Consumer Electronics

How Will the U.S. Military Use the Hololens on the Front Line?

Adapting Microsoft's mixed-reality technology to meet soldiers' needs could be challenging, one expert says

December 30, 2016 photo showing RDECOM Commander Maj. Gen. Cedric T. Wins wearing the Hololens from Microsoft.
Maj. Gen. Cedric T. Wins of the U.S. Army Research, Development and Engineering Command tries out Microsoft's Hololens in this 2016 photo.
Photo: Conrad Johnson/U.S. Army

In the near future, U.S. soldiers could be relying on Microsoft’s mixed-reality Hololens technology to give them the edge. Last week, Bloomberg News reported that Microsoft had won a US $480 million contract from the U.S. Army for prototypes of a system that could result in the Army ordering 100,000 headsets, potentially for use in active combat.

This is a significant departure from how Hololens technology has been previously considered for military use. In the United States, military projects incorporating mixed and virtual reality have stayed largely in line with the private sector’s original goal of creating systems for immersive entertainment or industrial use. So we’ve seen the Hololens used for training or demonstrated as an aide for field technicians servicing equipment. Even in other countries, where the technology is being considered for battlefield use, the scope has been narrow, such as a Ukrainian test of a Hololens-equipped helmet that gives tank commanders a 360-degree view of the world outside their tank. 

But 100,000 headsets would mean that the U.S. Army would be issuing Hololens-based equipment to a broad number of soldiers (the Army has an active strength of about 476,000). Neither Microsoft nor the U.S. Army returned IEEE Spectrum’s requests for comment, so we asked David Krum, the associate director of MxR Lab at the University of Southern California’s Institute for Creative Technologies (ICT), about how the technology might be used more widely. ICT is a U.S. Department of Defense–sponsored research center that studies immersive technologies, but Krum is not involved with the latest Hololens initiative.

“One of the interesting things about the Hololens is that it does have a set of sensors on it, tracking your position within a space. With those sensors, it can be somewhat aware of what’s going on in the environment around you. If it can be aware of what’s going on around you…and provide some additional information about equipment you are working with, or a situation you are dealing with, that can be really helpful to soldiers,” says Krum. He points out there are limits to how much a soldier can be briefed in advance, so in a rapidly changing situation, “being able to access information right away and have it be contextualized, I think that’s seen as a way to give a 10x boost in efficiency and operational strength.”

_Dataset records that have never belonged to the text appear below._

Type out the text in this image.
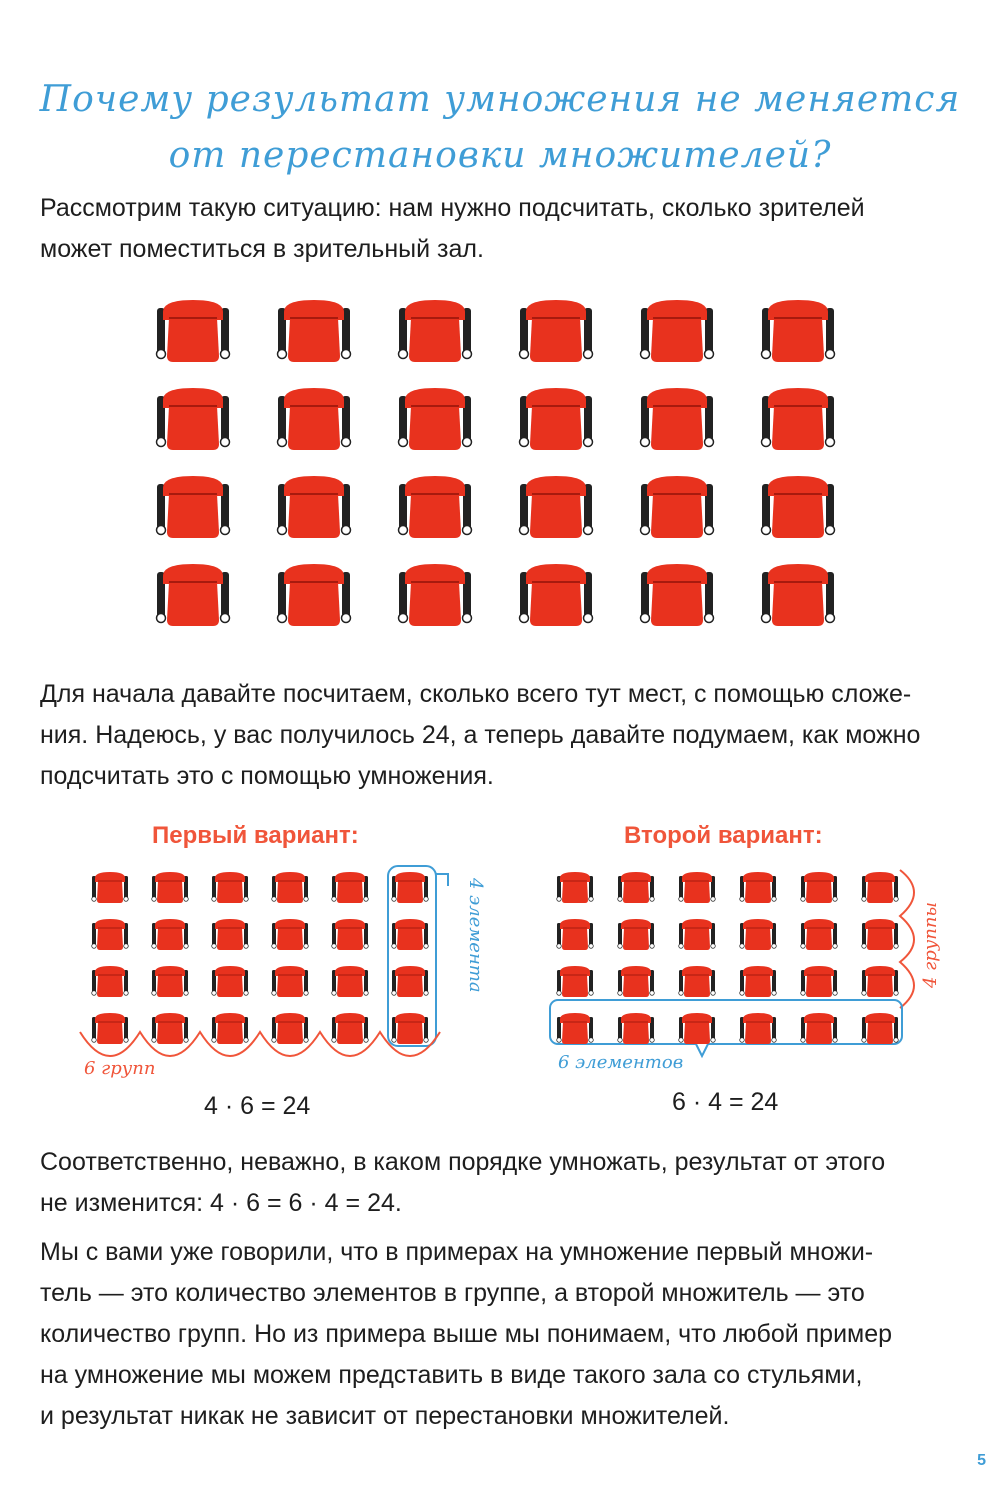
Почему результат умножения не меняется
от перестановки множителей?
Рассмотрим такую ситуацию: нам нужно подсчитать, сколько зрителей
может поместиться в зрительный зал.
Для начала давайте посчитаем, сколько всего тут мест, с помощью сложе-
ния. Надеюсь, у вас получилось 24, а теперь давайте подумаем, как можно
подсчитать это с помощью умножения.
Первый вариант:	Второй вариант:
4 элемента
6 групп
4 группы
6 элементов
4 · 6 = 24	6 · 4 = 24
Соответственно, неважно, в каком порядке умножать, результат от этого
не изменится: 4 · 6 = 6 · 4 = 24.
Мы с вами уже говорили, что в примерах на умножение первый множи-
тель — это количество элементов в группе, а второй множитель — это
количество групп. Но из примера выше мы понимаем, что любой пример
на умножение мы можем представить в виде такого зала со стульями,
и результат никак не зависит от перестановки множителей.
5
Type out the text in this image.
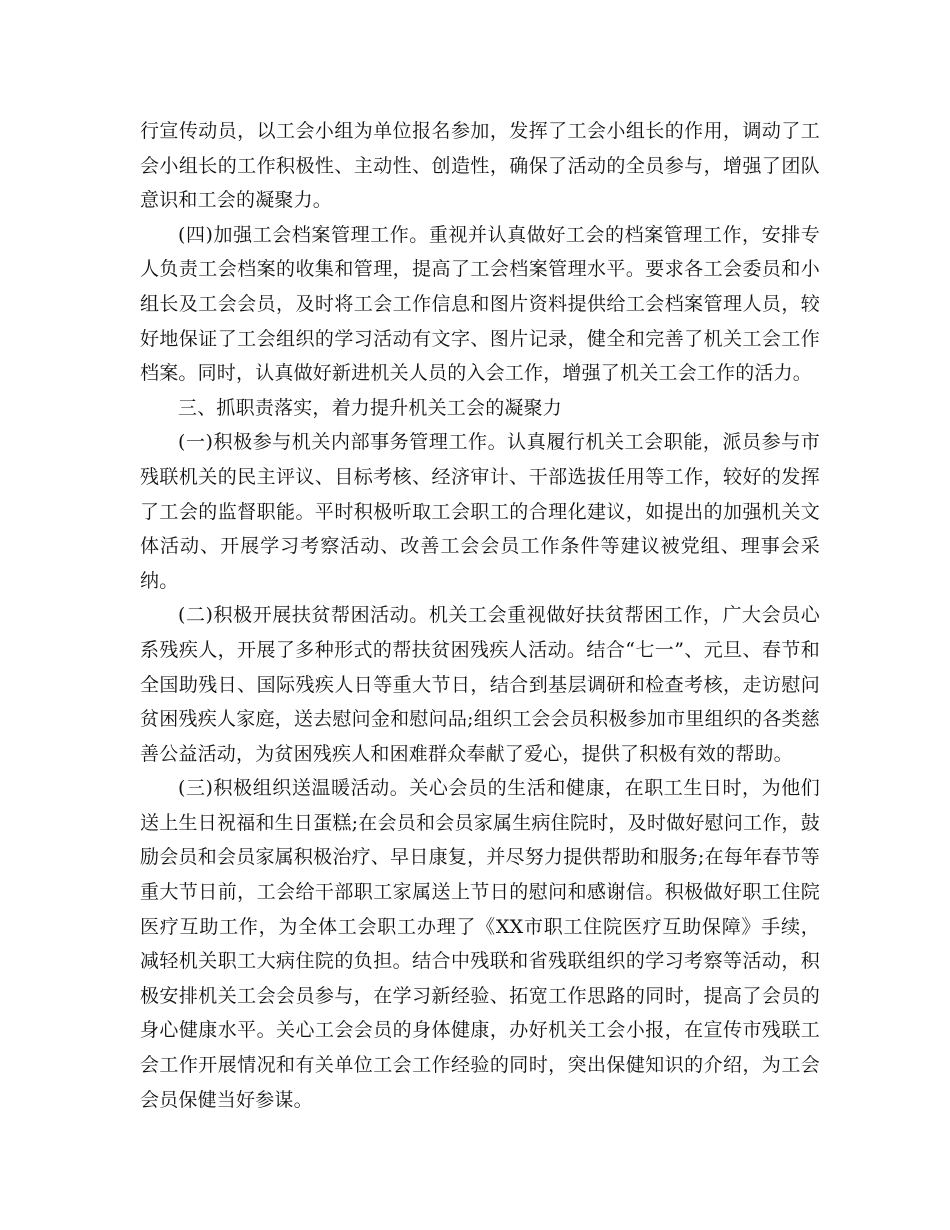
行宣传动员，以工会小组为单位报名参加，发挥了工会小组长的作用，调动了工会小组长的工作积极性、主动性、创造性，确保了活动的全员参与，增强了团队意识和工会的凝聚力。

(四)加强工会档案管理工作。重视并认真做好工会的档案管理工作，安排专人负责工会档案的收集和管理，提高了工会档案管理水平。要求各工会委员和小组长及工会会员，及时将工会工作信息和图片资料提供给工会档案管理人员，较好地保证了工会组织的学习活动有文字、图片记录，健全和完善了机关工会工作档案。同时，认真做好新进机关人员的入会工作，增强了机关工会工作的活力。

三、抓职责落实，着力提升机关工会的凝聚力

(一)积极参与机关内部事务管理工作。认真履行机关工会职能，派员参与市残联机关的民主评议、目标考核、经济审计、干部选拔任用等工作，较好的发挥了工会的监督职能。平时积极听取工会职工的合理化建议，如提出的加强机关文体活动、开展学习考察活动、改善工会会员工作条件等建议被党组、理事会采纳。

(二)积极开展扶贫帮困活动。机关工会重视做好扶贫帮困工作，广大会员心系残疾人，开展了多种形式的帮扶贫困残疾人活动。结合“七一”、元旦、春节和全国助残日、国际残疾人日等重大节日，结合到基层调研和检查考核，走访慰问贫困残疾人家庭，送去慰问金和慰问品;组织工会会员积极参加市里组织的各类慈善公益活动，为贫困残疾人和困难群众奉献了爱心，提供了积极有效的帮助。

(三)积极组织送温暖活动。关心会员的生活和健康，在职工生日时，为他们送上生日祝福和生日蛋糕;在会员和会员家属生病住院时，及时做好慰问工作，鼓励会员和会员家属积极治疗、早日康复，并尽努力提供帮助和服务;在每年春节等重大节日前，工会给干部职工家属送上节日的慰问和感谢信。积极做好职工住院医疗互助工作，为全体工会职工办理了《XX市职工住院医疗互助保障》手续，减轻机关职工大病住院的负担。结合中残联和省残联组织的学习考察等活动，积极安排机关工会会员参与，在学习新经验、拓宽工作思路的同时，提高了会员的身心健康水平。关心工会会员的身体健康，办好机关工会小报，在宣传市残联工会工作开展情况和有关单位工会工作经验的同时，突出保健知识的介绍，为工会会员保健当好参谋。
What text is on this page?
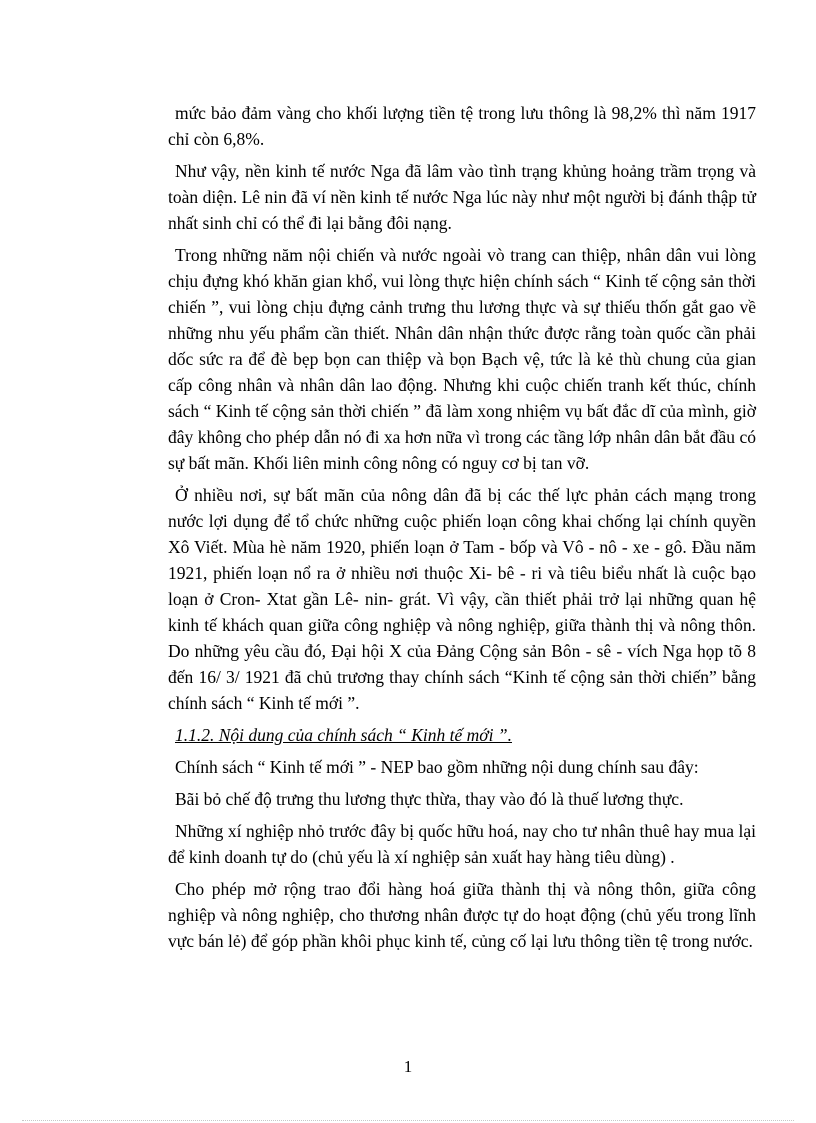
mức bảo đảm vàng cho khối lượng tiền tệ trong lưu thông là 98,2% thì năm 1917 chỉ còn 6,8%.

Như vậy, nền kinh tế nước Nga đã lâm vào tình trạng khủng hoảng trầm trọng và toàn diện. Lê nin đã ví nền kinh tế nước Nga lúc này như một người bị đánh thập tử nhất sinh chỉ có thể đi lại bằng đôi nạng.

Trong những năm nội chiến và nước ngoài vò trang can thiệp, nhân dân vui lòng chịu đựng khó khăn gian khổ, vui lòng thực hiện chính sách “ Kinh tế cộng sản thời chiến ”, vui lòng chịu đựng cảnh trưng thu lương thực và sự thiếu thốn gắt gao về những nhu yếu phẩm cần thiết. Nhân dân nhận thức được rằng toàn quốc cần phải dốc sức ra để đè bẹp bọn can thiệp và bọn Bạch vệ, tức là kẻ thù chung của gian cấp công nhân và nhân dân lao động. Nhưng khi cuộc chiến tranh kết thúc, chính sách “ Kinh tế cộng sản thời chiến ” đã làm xong nhiệm vụ bất đắc dĩ của mình, giờ đây không cho phép dẫn nó đi xa hơn nữa vì trong các tầng lớp nhân dân bắt đầu có sự bất mãn. Khối liên minh công nông có nguy cơ bị tan vỡ.

Ở nhiều nơi, sự bất mãn của nông dân đã bị các thế lực phản cách mạng trong nước lợi dụng để tổ chức những cuộc phiến loạn công khai chống lại chính quyền Xô Viết. Mùa hè năm 1920, phiến loạn ở Tam - bốp và Vô - nô - xe - gô. Đầu năm 1921, phiến loạn nổ ra ở nhiều nơi thuộc Xi- bê - ri và tiêu biểu nhất là cuộc bạo loạn ở Cron- Xtat gần Lê- nin- grát. Vì vậy, cần thiết phải trở lại những quan hệ kinh tế khách quan giữa công nghiệp và nông nghiệp, giữa thành thị và nông thôn. Do những yêu cầu đó, Đại hội X của Đảng Cộng sản Bôn - sê - vích Nga họp tõ 8 đến 16/ 3/ 1921 đã chủ trương thay chính sách “Kinh tế cộng sản thời chiến” bằng chính sách “ Kinh tế mới ”.

1.1.2. Nội dung của chính sách “ Kinh tế mới ”.

Chính sách “ Kinh tế mới ” - NEP bao gồm những nội dung chính sau đây:

Bãi bỏ chế độ trưng thu lương thực thừa, thay vào đó là thuế lương thực.

Những xí nghiệp nhỏ trước đây bị quốc hữu hoá, nay cho tư nhân thuê hay mua lại để kinh doanh tự do (chủ yếu là xí nghiệp sản xuất hay hàng tiêu dùng) .

Cho phép mở rộng trao đổi hàng hoá giữa thành thị và nông thôn, giữa công nghiệp và nông nghiệp, cho thương nhân được tự do hoạt động (chủ yếu trong lĩnh vực bán lẻ) để góp phần khôi phục kinh tế, củng cố lại lưu thông tiền tệ trong nước.

1
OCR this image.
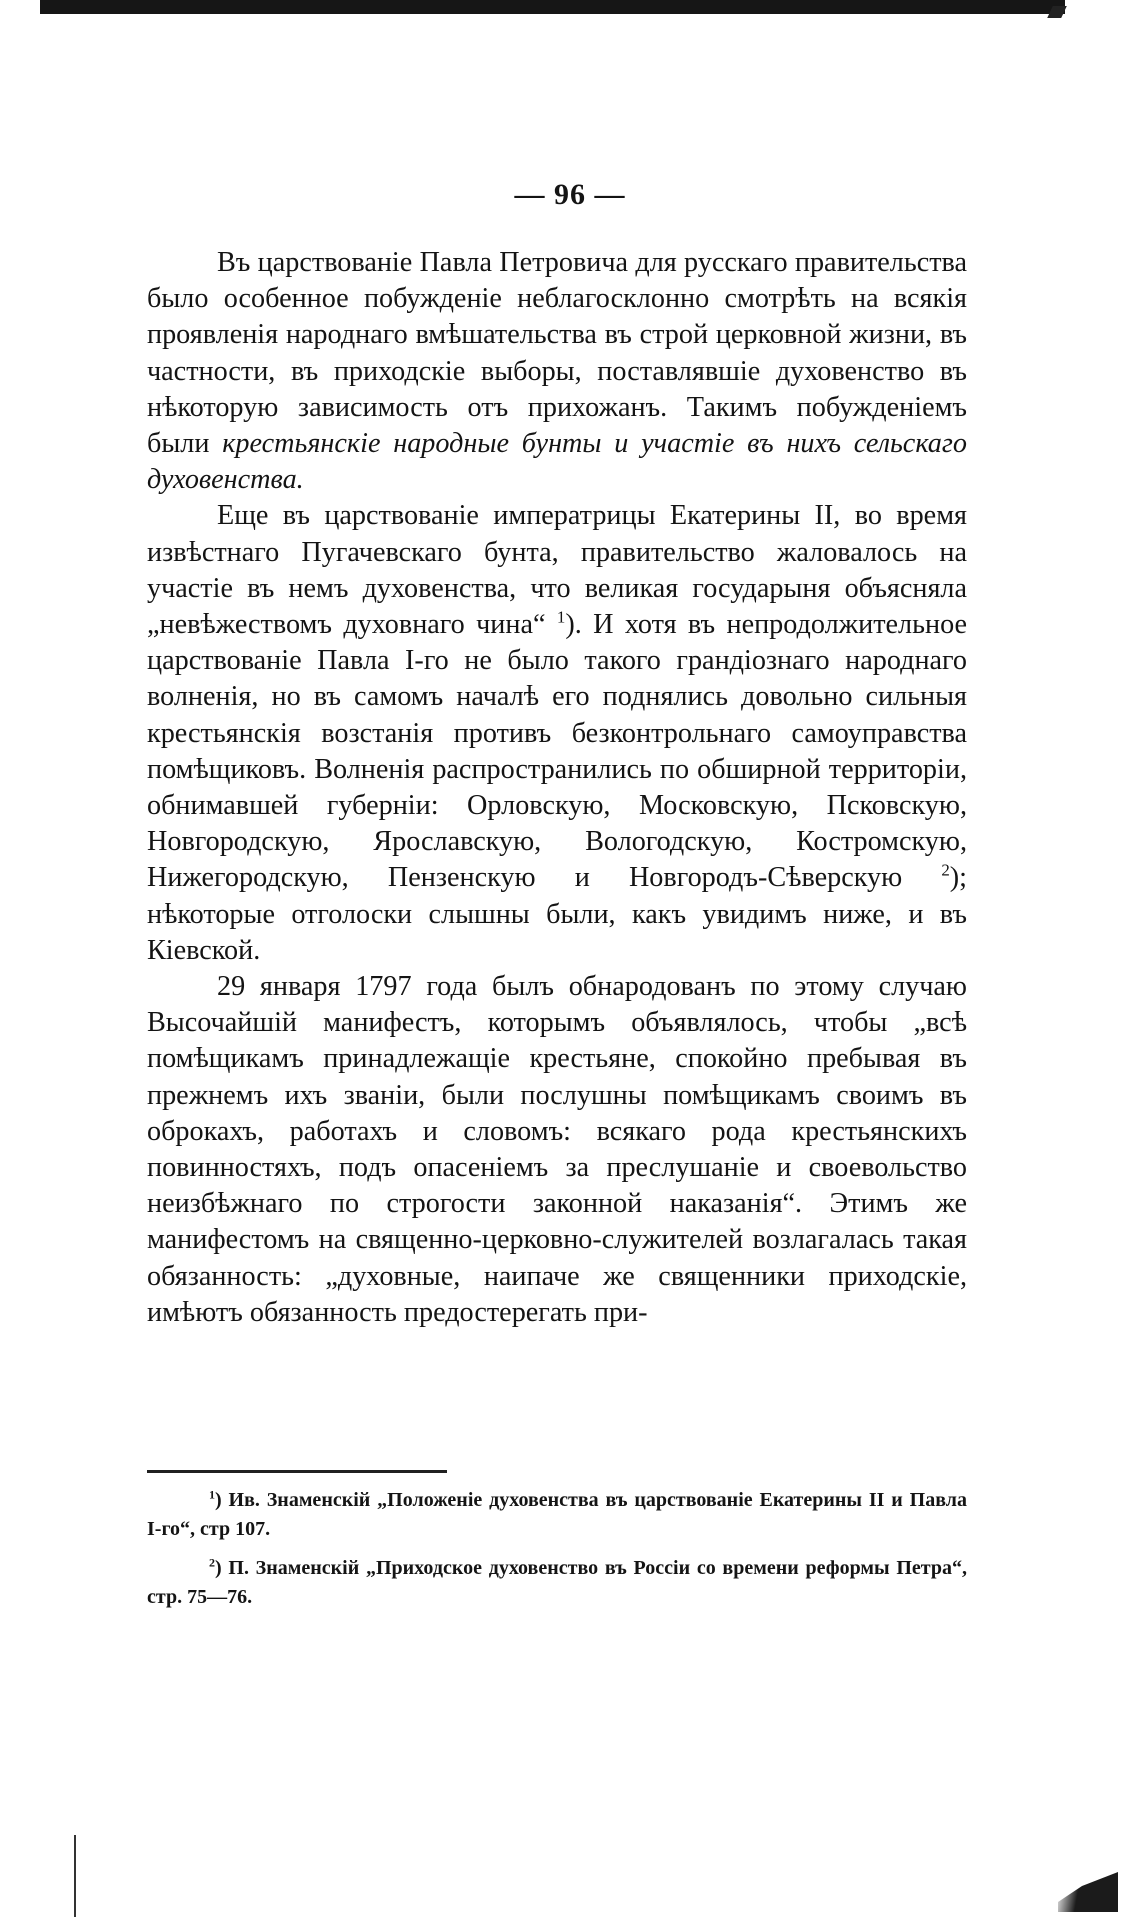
— 96 —

Въ царствованіе Павла Петровича для русскаго правительства было особенное побужденіе неблагосклонно смотрѣть на всякія проявленія народнаго вмѣшательства въ строй церковной жизни, въ частности, въ приходскіе выборы, поставлявшіе духовенство въ нѣкоторую зависимость отъ прихожанъ. Такимъ побужденіемъ были крестьянскіе народные бунты и участіе въ нихъ сельскаго духовенства.

Еще въ царствованіе императрицы Екатерины II, во время извѣстнаго Пугачевскаго бунта, правительство жаловалось на участіе въ немъ духовенства, что великая государыня объясняла „невѣжествомъ духовнаго чина“ $^1$). И хотя въ непродолжительное царствованіе Павла І-го не было такого грандіознаго народнаго волненія, но въ самомъ началѣ его поднялись довольно сильныя крестьянскія возстанія противъ безконтрольнаго самоуправства помѣщиковъ. Волненія распространились по обширной территоріи, обнимавшей губерніи: Орловскую, Московскую, Псковскую, Новгородскую, Ярославскую, Вологодскую, Костромскую, Нижегородскую, Пензенскую и Новгородъ-Сѣверскую $^2$); нѣкоторые отголоски слышны были, какъ увидимъ ниже, и въ Кіевской.

29 января 1797 года былъ обнародованъ по этому случаю Высочайшій манифестъ, которымъ объявлялось, чтобы „всѣ помѣщикамъ принадлежащіе крестьяне, спокойно пребывая въ прежнемъ ихъ званіи, были послушны помѣщикамъ своимъ въ оброкахъ, работахъ и словомъ: всякаго рода крестьянскихъ повинностяхъ, подъ опасеніемъ за преслушаніе и своевольство неизбѣжнаго по строгости законной наказанія“. Этимъ же манифестомъ на священно-церковно-служителей возлагалась такая обязанность: „духовные, наипаче же священники приходскіе, имѣютъ обязанность предостерегать при-

$^1$) Ив. Знаменскій „Положеніе духовенства въ царствованіе Екатерины II и Павла І-го“, стр 107.

$^2$) П. Знаменскій „Приходское духовенство въ Россіи со времени реформы Петра“, стр. 75—76.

Taking a commercial product intended for a mass market and making it suitable for front-line use will pose a number of challenges, Krum says. “In general, it’s always easy to say, ‘Hey, look at all that great [commercial] innovation, let’s pull that into the military,’ but some of the challenges are different, and some of the goals are different, so it doesn’t always come across.” Looking back over lessons learned from the previous two decades of the U.S. military’s efforts to develop wearable computers for soldiers, Krum says there are typical challenges in making consumer-grade items ready for the military’s field of operations, and these will likely occupy much of Microsoft’s efforts under the contract: “It needs to be dustproof, waterproof, shock resistant, scratch resistant. There will be bright sunlight and very dim light, and it needs to be able to operate [in both].”

In addition, Microsoft’s prior Hololens development has “been at the consumer level, and it’s really focused on gaming and entertainment experiences.” A consumer-grade system can be rebooted by players with little consequence, but “[with soldiers], we’re dealing with the real world, decision making, managing resources, and understanding dynamic situations, and that can really have very severe consequences.”

If Microsoft’s efforts are successful, the Hololens could also improve the flow of information up and down the chain of command. “If I can send a squad into a [building and create an internal map] as they go, that could be given to a commander and maybe that map could be used to help out that operation right away, or create a better understanding of what to do next time [in a similar structure],” says Krum.

Krum is also interested to see how the lessons learned in adapting the Hololens to the military’s needs might ultimately flow back into the civilian sector: “It might be better able to recognize people, better able to recognize things that are going on, and better as a platform for communications.”